A "smart" PD is going to program what gets ratings, and not be consumed on whether or show is syndicated.

As has been pointed out many times before - and you choose to simply ignore - syndicated programming is not necessarily the cheapest route. Some of the big shows require an additional cash outlay, even extra units in drive times. Many managers would love to have a local show, with all the inventory for local sale. In the larger markets, this means hundreds of thousands of dollars of lost revenue.

I also suspect the "radio pro's" you want to hear from have already spoken - it's a business. We're in it to make money. And I think most of us old timers can tell you that's nothing new.

Have a great weekend!
 
Radio_Realist, you have good points and bad points about where our beloved industry is going. But someone needs to put you in your place on many of the things you say and I'm here to give you a reality check on one of them.

This sentence:
Any reporter who is any good is simply too expensive.

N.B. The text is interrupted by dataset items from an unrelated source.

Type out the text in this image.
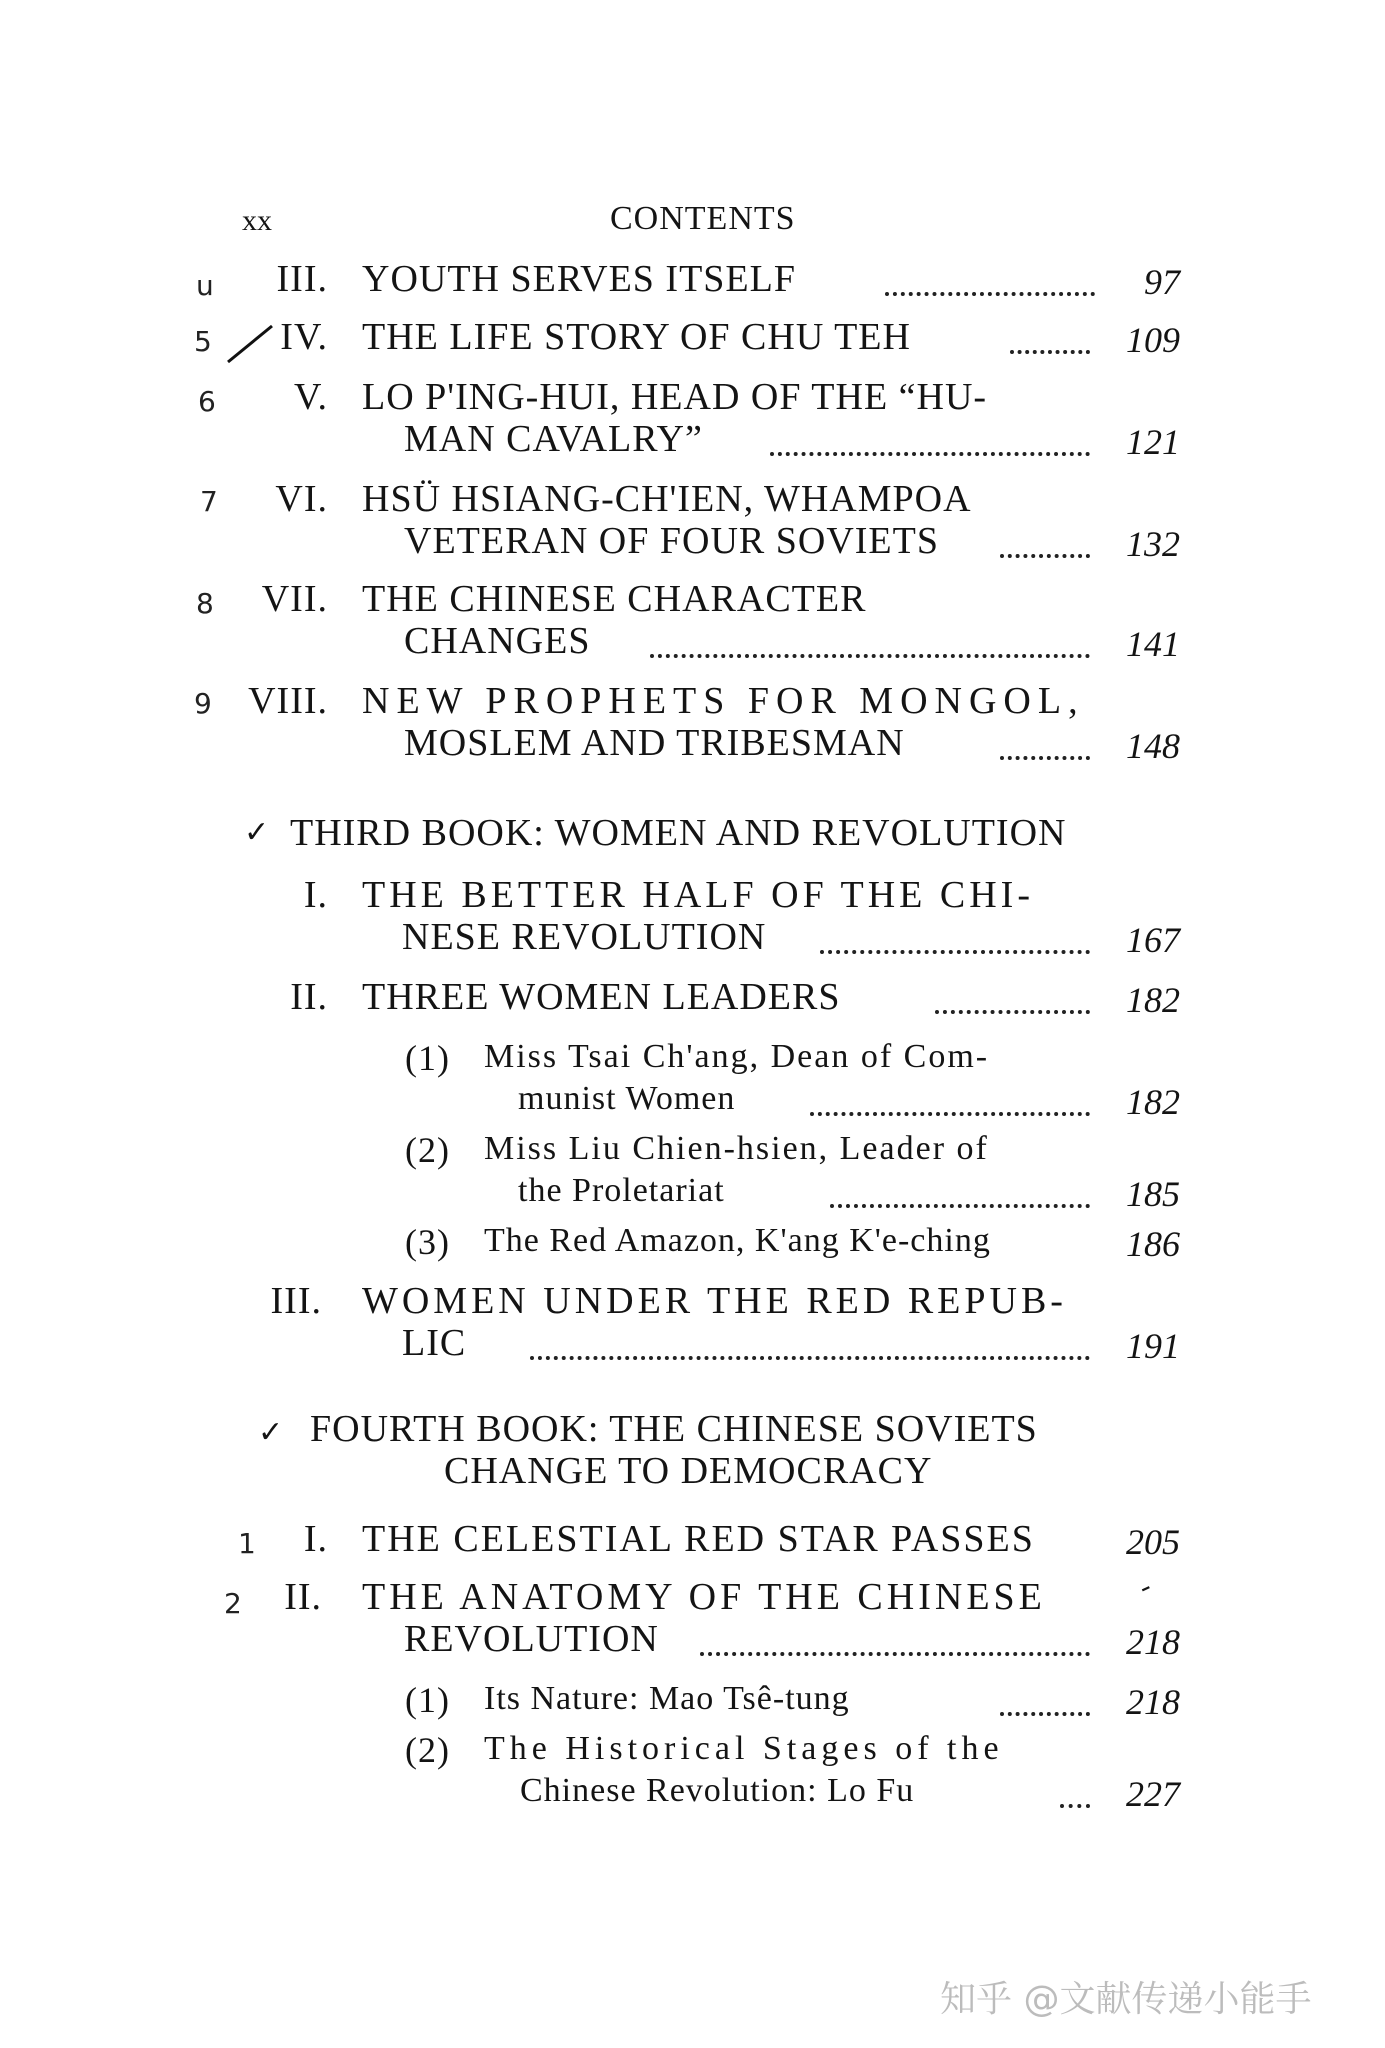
xx	CONTENTS
u	III. YOUTH SERVES ITSELF	97
5	IV. THE LIFE STORY OF CHU TEH	109
6	V. LO P'ING-HUI, HEAD OF THE “HU-
MAN CAVALRY”	121
7	VI. HSÜ HSIANG-CH'IEN, WHAMPOA
VETERAN OF FOUR SOVIETS	132
8	VII. THE CHINESE CHARACTER
CHANGES	141
9 VIII. NEW PROPHETS FOR MONGOL,
MOSLEM AND TRIBESMAN	148
✓ THIRD BOOK: WOMEN AND REVOLUTION
I. THE BETTER HALF OF THE CHI-
NESE REVOLUTION	167
II. THREE WOMEN LEADERS	182
(1) Miss Tsai Ch'ang, Dean of Com-
munist Women	182
(2) Miss Liu Chien-hsien, Leader of
the Proletariat	185
(3) The Red Amazon, K'ang K'e-ching	186
III. WOMEN UNDER THE RED REPUB-
LIC	191
✓ FOURTH BOOK: THE CHINESE SOVIETS
CHANGE TO DEMOCRACY
1	I. THE CELESTIAL RED STAR PASSES	205
2	II. THE ANATOMY OF THE CHINESE	-
REVOLUTION	218
(1) Its Nature: Mao Tsê-tung	218
(2) The Historical Stages of the
Chinese Revolution: Lo Fu	227
知乎 @文献传递小能手
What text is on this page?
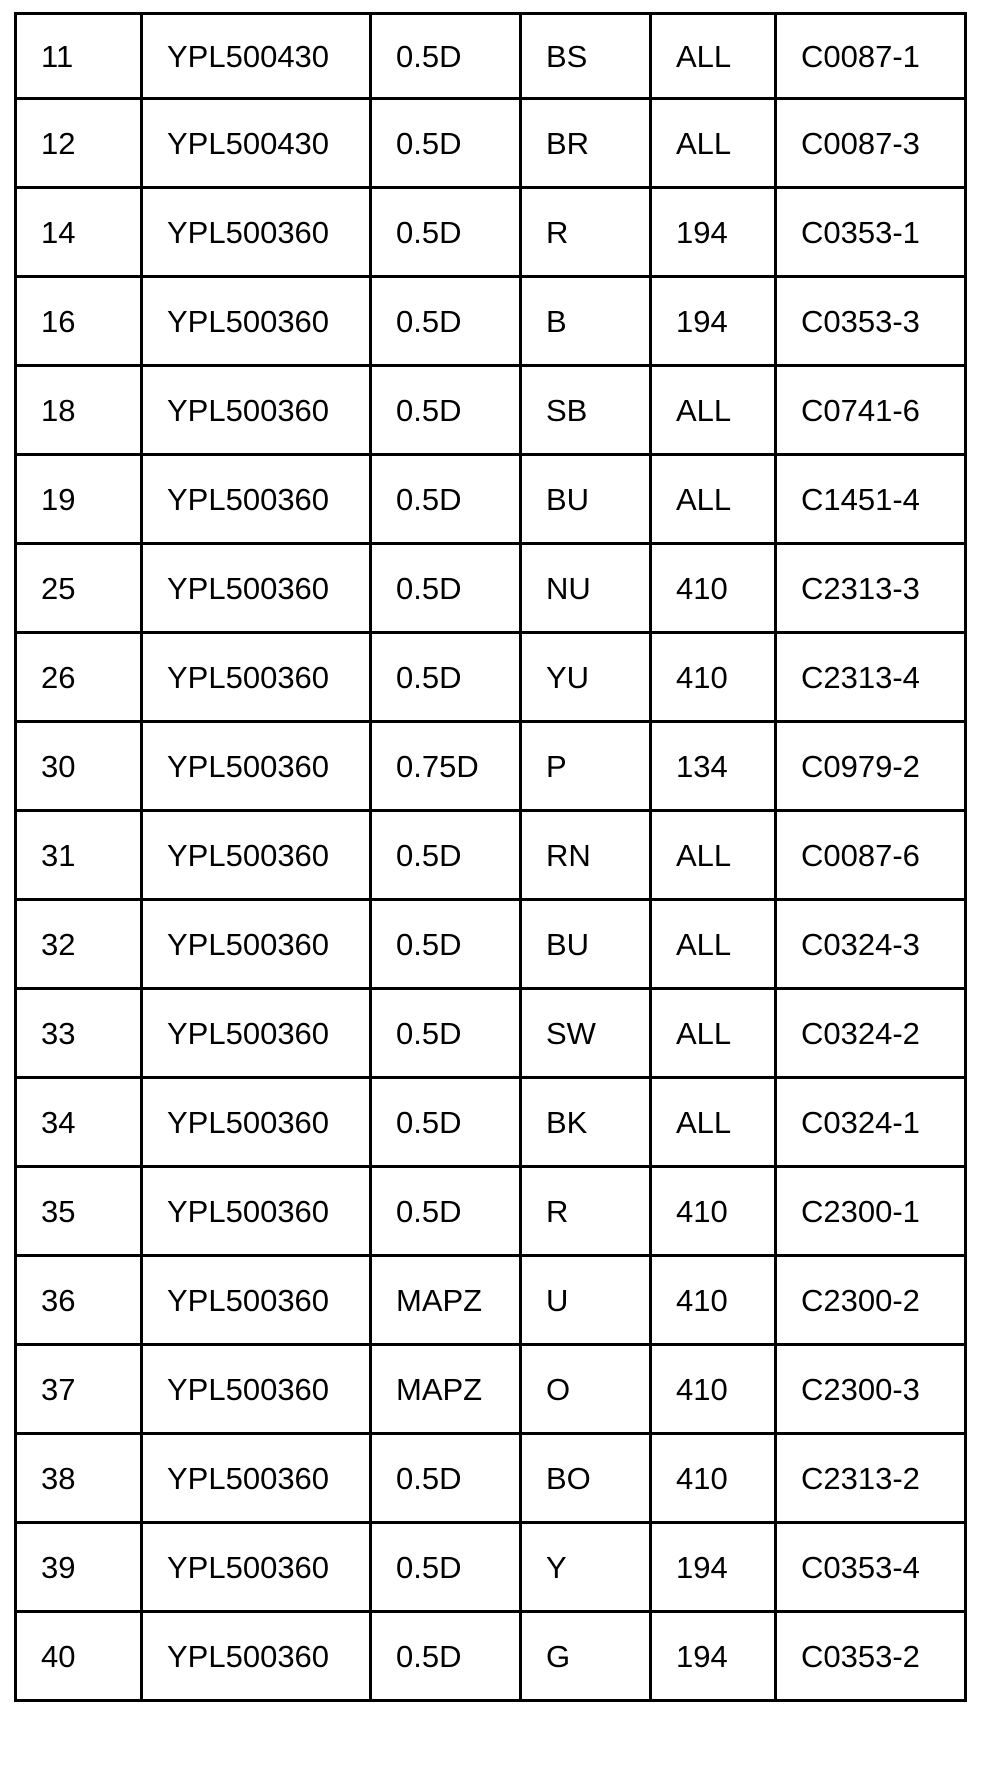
11	YPL500430	0.5D	BS	ALL	C0087-1
12	YPL500430	0.5D	BR	ALL	C0087-3
14	YPL500360	0.5D	R	194	C0353-1
16	YPL500360	0.5D	B	194	C0353-3
18	YPL500360	0.5D	SB	ALL	C0741-6
19	YPL500360	0.5D	BU	ALL	C1451-4
25	YPL500360	0.5D	NU	410	C2313-3
26	YPL500360	0.5D	YU	410	C2313-4
30	YPL500360	0.75D	P	134	C0979-2
31	YPL500360	0.5D	RN	ALL	C0087-6
32	YPL500360	0.5D	BU	ALL	C0324-3
33	YPL500360	0.5D	SW	ALL	C0324-2
34	YPL500360	0.5D	BK	ALL	C0324-1
35	YPL500360	0.5D	R	410	C2300-1
36	YPL500360	MAPZ	U	410	C2300-2
37	YPL500360	MAPZ	O	410	C2300-3
38	YPL500360	0.5D	BO	410	C2313-2
39	YPL500360	0.5D	Y	194	C0353-4
40	YPL500360	0.5D	G	194	C0353-2
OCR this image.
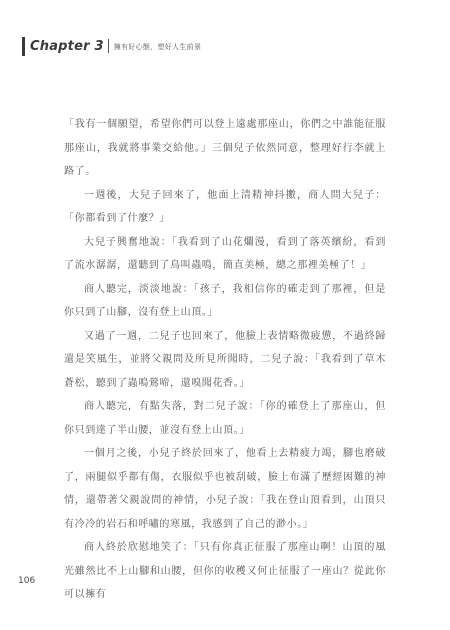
Chapter 3 擁有好心態，塑好人生前景

「我有一個願望，希望你們可以登上遠處那座山，你們之中誰能征服那座山，我就將事業交給他。」三個兒子依然同意，整理好行李就上路了。

一週後，大兒子回來了，他面上清精神抖擻，商人問大兒子：「你都看到了什麼？」

大兒子興奮地說：「我看到了山花爛漫，看到了落英繽紛，看到了流水潺潺，還聽到了鳥叫蟲鳴，簡直美極，總之那裡美極了！」

商人聽完，淡淡地說：「孩子，我相信你的確走到了那裡，但是你只到了山腳，沒有登上山頂。」

又過了一週，二兒子也回來了，他臉上表情略微疲憊，不過終歸還是笑風生，並將父親問及所見所聞時，二兒子說：「我看到了草木蒼松，聽到了蟲鳴鶯啼，還嗅聞花香。」

商人聽完，有點失落，對二兒子說：「你的確登上了那座山，但你只到達了半山腰，並沒有登上山頂。」

一個月之後，小兒子終於回來了，他看上去精疲力竭，腳也磨破了，兩腿似乎都有傷，衣服似乎也被刮破，臉上布滿了歷經困難的神情，還帶著父親說問的神情，小兒子說：「我在登山頂看到，山頂只有冷冷的岩石和呼嘯的寒風，我感到了自己的渺小。」

商人終於欣慰地笑了：「只有你真正征服了那座山啊！山頂的風光雖然比不上山腳和山腰，但你的收穫又何止征服了一座山？從此你可以擁有

106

...is simply out of line. There are still good reporters who are far above and beyond "capable" of putting a great-sounding story on the air and use tape well. I urge you to listen to some of the great heritage news outlets around this country and not only to what they're saying, but how they say it. The verbiage has been dumbed down insultingly for the sake of "writing how people talk", but the talent is still very much there, and in spite of the massive cutbacks Wall Street seems to demand, the talent still thrives when it is given the freedom it needs.

Television has detracted quite a bit of the information gathering and delivery to our audience. But that's the natural evolution of things.

I challenge you to more thoroughly research and carefully consider your comments before saying something so haphazard to a group of talented, experienced professionals.